The main way of telling a story to many people at the same time used to be writing a novel. A lonely business, but the novelist was God at the Creation until his editor showed up with a blue pencil.
Today the motion picture has overtaken the novel as the mode by which stories are told in this country, and hundreds of people are involved in its construction―you've seen how lengthy the credits can be at the end of a film. But most motion pictures at least begin with a solitary man or woman pecking at a computer keyboard, inventing and populating a world.
That's the art, craft and business celebrated in the January/February issue of Script, and I've let a couple of interesting Netflix movies―and a favorite old novel―gather dust as I've perused its pages these past couple of nights.
The prototypical article in the magazine might be the account of the making of Notes on a Scandal, a movie that came out late in December. It's based on Zoe Heller's 2003 novel. The timely plot, set in London, is about an affair between a high school student and his teacher, played by Cate Blanchett. An older teacher (Judi Dench) finds out about the affair. Will she tell?
The device used by screenwriter Patrick Marber to propel the story is famously difficult to steer: The Unreliable Narrator. The moviegoer naturally tends to accept a narrator's words as true. In this movie Dench's character is the narrator. It gradually dawns on the viewer that what she's describing doesn't match what her character is doing. In fact, she's psychotic, and is motivated by a jealous yearning for the Blanchett character. Among his many decisions, screenwriter Marber fashioned Dench's interest in Blanchett to be more overtly lesbian than in the novel.
Another story in the issue is about Michael Arndt's long road to his first screenwriting success, Little Miss Sunshine, which won the Academy Award for best original screenplay a couple of weeks ago.
Interviewer Zack Gutin asked Arndt if he had any advice for the young screenwriter. Arndt's reply was depressingly scientific and deterministic. It's worth quoting because he claims it applies to just about any endeavor:
Studies have been done of people who are experts in their field to determine what separates the great people from the mediocre. They've found that the key variable is the amount of time spent alone in deliberate practice―intense focused concentration, in this case toward trying to write a story.
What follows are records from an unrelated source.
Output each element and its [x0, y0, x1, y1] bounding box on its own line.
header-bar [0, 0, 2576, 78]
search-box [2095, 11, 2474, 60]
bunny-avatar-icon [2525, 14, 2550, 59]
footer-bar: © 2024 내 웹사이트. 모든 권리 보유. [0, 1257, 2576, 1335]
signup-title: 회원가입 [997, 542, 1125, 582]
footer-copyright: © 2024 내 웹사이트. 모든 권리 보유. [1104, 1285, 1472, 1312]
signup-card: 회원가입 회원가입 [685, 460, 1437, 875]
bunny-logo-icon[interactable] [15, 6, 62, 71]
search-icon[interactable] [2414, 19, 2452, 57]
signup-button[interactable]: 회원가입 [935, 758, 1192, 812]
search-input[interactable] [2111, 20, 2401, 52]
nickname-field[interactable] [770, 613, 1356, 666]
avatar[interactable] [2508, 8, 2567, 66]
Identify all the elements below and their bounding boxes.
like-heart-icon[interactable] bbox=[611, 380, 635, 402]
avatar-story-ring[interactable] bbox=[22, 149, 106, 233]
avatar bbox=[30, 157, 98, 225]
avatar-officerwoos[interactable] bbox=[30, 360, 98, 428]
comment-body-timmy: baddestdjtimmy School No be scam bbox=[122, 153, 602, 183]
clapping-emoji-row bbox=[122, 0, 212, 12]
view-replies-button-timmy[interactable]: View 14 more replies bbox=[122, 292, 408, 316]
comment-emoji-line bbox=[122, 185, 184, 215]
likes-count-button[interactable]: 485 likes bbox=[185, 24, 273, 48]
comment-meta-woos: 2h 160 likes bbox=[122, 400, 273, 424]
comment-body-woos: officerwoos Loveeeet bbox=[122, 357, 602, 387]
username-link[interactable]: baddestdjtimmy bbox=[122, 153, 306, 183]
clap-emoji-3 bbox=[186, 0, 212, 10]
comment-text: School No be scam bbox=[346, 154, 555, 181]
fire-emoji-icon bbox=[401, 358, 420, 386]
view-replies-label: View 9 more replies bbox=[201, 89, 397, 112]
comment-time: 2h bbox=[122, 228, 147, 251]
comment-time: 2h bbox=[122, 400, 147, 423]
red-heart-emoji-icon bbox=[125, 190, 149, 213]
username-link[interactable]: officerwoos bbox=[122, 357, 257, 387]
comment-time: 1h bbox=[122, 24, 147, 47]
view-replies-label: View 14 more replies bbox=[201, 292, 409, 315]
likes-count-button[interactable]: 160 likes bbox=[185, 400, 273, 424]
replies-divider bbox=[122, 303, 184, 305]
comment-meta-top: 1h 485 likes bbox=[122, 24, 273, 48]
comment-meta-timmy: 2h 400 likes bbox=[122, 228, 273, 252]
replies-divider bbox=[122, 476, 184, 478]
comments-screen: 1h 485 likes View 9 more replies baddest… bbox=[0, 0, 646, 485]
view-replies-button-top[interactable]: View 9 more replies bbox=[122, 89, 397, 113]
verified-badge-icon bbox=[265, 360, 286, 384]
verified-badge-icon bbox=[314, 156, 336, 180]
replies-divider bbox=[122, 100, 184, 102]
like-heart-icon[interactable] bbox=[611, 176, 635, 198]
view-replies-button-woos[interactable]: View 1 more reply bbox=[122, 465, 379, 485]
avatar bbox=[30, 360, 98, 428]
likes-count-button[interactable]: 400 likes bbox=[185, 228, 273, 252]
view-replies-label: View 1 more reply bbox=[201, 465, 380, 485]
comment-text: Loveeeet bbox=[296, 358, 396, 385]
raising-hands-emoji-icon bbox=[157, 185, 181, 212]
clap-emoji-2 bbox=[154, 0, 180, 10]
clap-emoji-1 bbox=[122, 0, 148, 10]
What was interesting was that it applied across any field―no matter what the profession. The amount of time spent in deliberate practice was the number one indicator of how successful you would eventually be.
The study put a number on it and said if you spent 10,000 hours alone in deliberate practice, you will get up to a professional level. You may not be the best of the best, but you will be at a professional level. Ten thousand hours, which is roughly four hours a day, five days a week for 10 years.
Arndt calculates that 10,000 hours are what he spent learning and honing his craft until his great success. He got paid for about half of those hours, toiling as a freelance script reader, what he describes as "the salt mines of the industry."
A nice feature in each issue of Script is a column that details what screenplays and books have been purchased by movie studios. I learned that Irene Nemirovsky's novel Suite Française, about the German occupation of France, has been acquired by Universal and will be adapted to the screen by Ronald Harwood, who wrote The Pianist. Borat co-writer Dan Mazer has been hired to script the comedy New Year's Steve, about "outrageous, life-changing resolutions made over New Year's Eve." See, you have a year or two lead on your friends on what to watch for.
There's more advice for writers from some "literary managers" at Benderspink, a new kind of Hollywood literary agency that gets a producer credit when it sells a screenplay. They urge writers to find their voice, tell their own story, not "chase the marketplace." After Benderspink's first big success, American Pie, the agency was inundated by a mountain of American Pie-inspired scripts. These were not tasty pies.
They also suggest you move to Los Angeles, work in those movie industry "salt mines," make many contacts, then try to sell your screenplay.
Script recently underwent an ownership change and a facelift, and management got rid of those pesky parentheses―the magazine used to be called Scr(i)pt. I like the changes, but the type's too small!